Berdasarkan data tahun 2025/2026, produksi beras nasional tercatat mencapai 34,69 juta ton, sementara kebutuhan nasional berada di kisaran 30,5 juta ton. Dengan demikian, Indonesia berada dalam kondisi surplus yang nyata dan terukur. Data ini juga sejalan dengan proyeksi lembaga internasional seperti FAO dan USDA.
Peningkatan produksi tersebut didukung oleh kenaikan luas panen sebesar 1,3 juta hektare atau 12,7 persen dibandingkan tahun sebelumnya, yang mencerminkan peningkatan indeks pertanaman sebagai hasil kerja sistematis di sektor pertanian.
Tiga program utama menjadi penopang capaian ini, yaitu pompanisasi, optimalisasi lahan rawa, dan cetak sawah baru. Ketiganya memiliki potensi tambahan produksi sekitar 10,7 juta ton gabah. Dengan pendekatan realistis sebesar 80 persen, realisasi tambahan produksi berada di kisaran 8,58 juta ton gabah atau setara sekitar 4,55 juta ton beras.
“Data tidak pernah berbohong. Yang sering bermasalah adalah cara membaca dan kemauan untuk menerima fakta,” ujar Prof. Sembiring.
Transformasi Indonesia dari negara pengimpor menuju negara dengan surplus beras juga terlihat jelas. Pada 2024, Indonesia masih mengimpor sekitar 3,6 juta ton akibat dampak El Nino. Namun pada 2025, impor beras medium turun menjadi nol kilogram.
Selain itu, stok beras pemerintah di Bulog per April 2026 mencapai sekitar 4,9 juta ton, angka tertinggi sepanjang sejarah. Stok ini merupakan cadangan resmi negara yang tercatat, diaudit, dan dapat dipertanggungjawabkan.
Dalam konteks tersebut, Prof.
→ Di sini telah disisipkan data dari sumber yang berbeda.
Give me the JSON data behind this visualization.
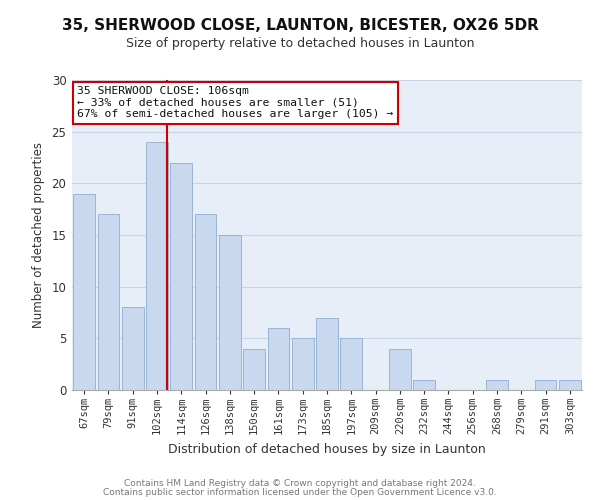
{
  "title1": "35, SHERWOOD CLOSE, LAUNTON, BICESTER, OX26 5DR",
  "title2": "Size of property relative to detached houses in Launton",
  "xlabel": "Distribution of detached houses by size in Launton",
  "ylabel": "Number of detached properties",
  "bar_labels": [
    "67sqm",
    "79sqm",
    "91sqm",
    "102sqm",
    "114sqm",
    "126sqm",
    "138sqm",
    "150sqm",
    "161sqm",
    "173sqm",
    "185sqm",
    "197sqm",
    "209sqm",
    "220sqm",
    "232sqm",
    "244sqm",
    "256sqm",
    "268sqm",
    "279sqm",
    "291sqm",
    "303sqm"
  ],
  "bar_values": [
    19,
    17,
    8,
    24,
    22,
    17,
    15,
    4,
    6,
    5,
    7,
    5,
    0,
    4,
    1,
    0,
    0,
    1,
    0,
    1,
    1
  ],
  "bar_color": "#c8d8ee",
  "bar_edge_color": "#9ab4d4",
  "grid_color": "#c8d4e8",
  "bg_color": "#e8eef8",
  "vline_color": "#cc0000",
  "annotation_line1": "35 SHERWOOD CLOSE: 106sqm",
  "annotation_line2": "← 33% of detached houses are smaller (51)",
  "annotation_line3": "67% of semi-detached houses are larger (105) →",
  "annotation_box_color": "#cc0000",
  "footer1": "Contains HM Land Registry data © Crown copyright and database right 2024.",
  "footer2": "Contains public sector information licensed under the Open Government Licence v3.0.",
  "ylim": [
    0,
    30
  ],
  "yticks": [
    0,
    5,
    10,
    15,
    20,
    25,
    30
  ],
  "vline_pos": 3.42
}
Sembiring menilai bahwa narasi yang meragukan swasembada pangan tidak memiliki dasar yang kuat dan berpotensi menyesatkan publik. Ia juga menegaskan bahwa kemunculan Defiyan Cori dengan klaim sebagai staf Bappenas patut dipertanyakan, karena seharusnya memahami data makro nasional secara utuh, bukan justru membangun narasi yang bertentangan dengan fakta.
“Narasi meragukan produksi dalam negeri selalu bermuara pada satu hal: membuka pintu impor,” ujarnya.
Ia menambahkan bahwa pola narasi seperti ini selama ini identik dengan kepentingan mafia pangan yang hidup dari ketergantungan impor dan akan terus mencari celah agar Indonesia tidak benar-benar mandiri di sektor pangan.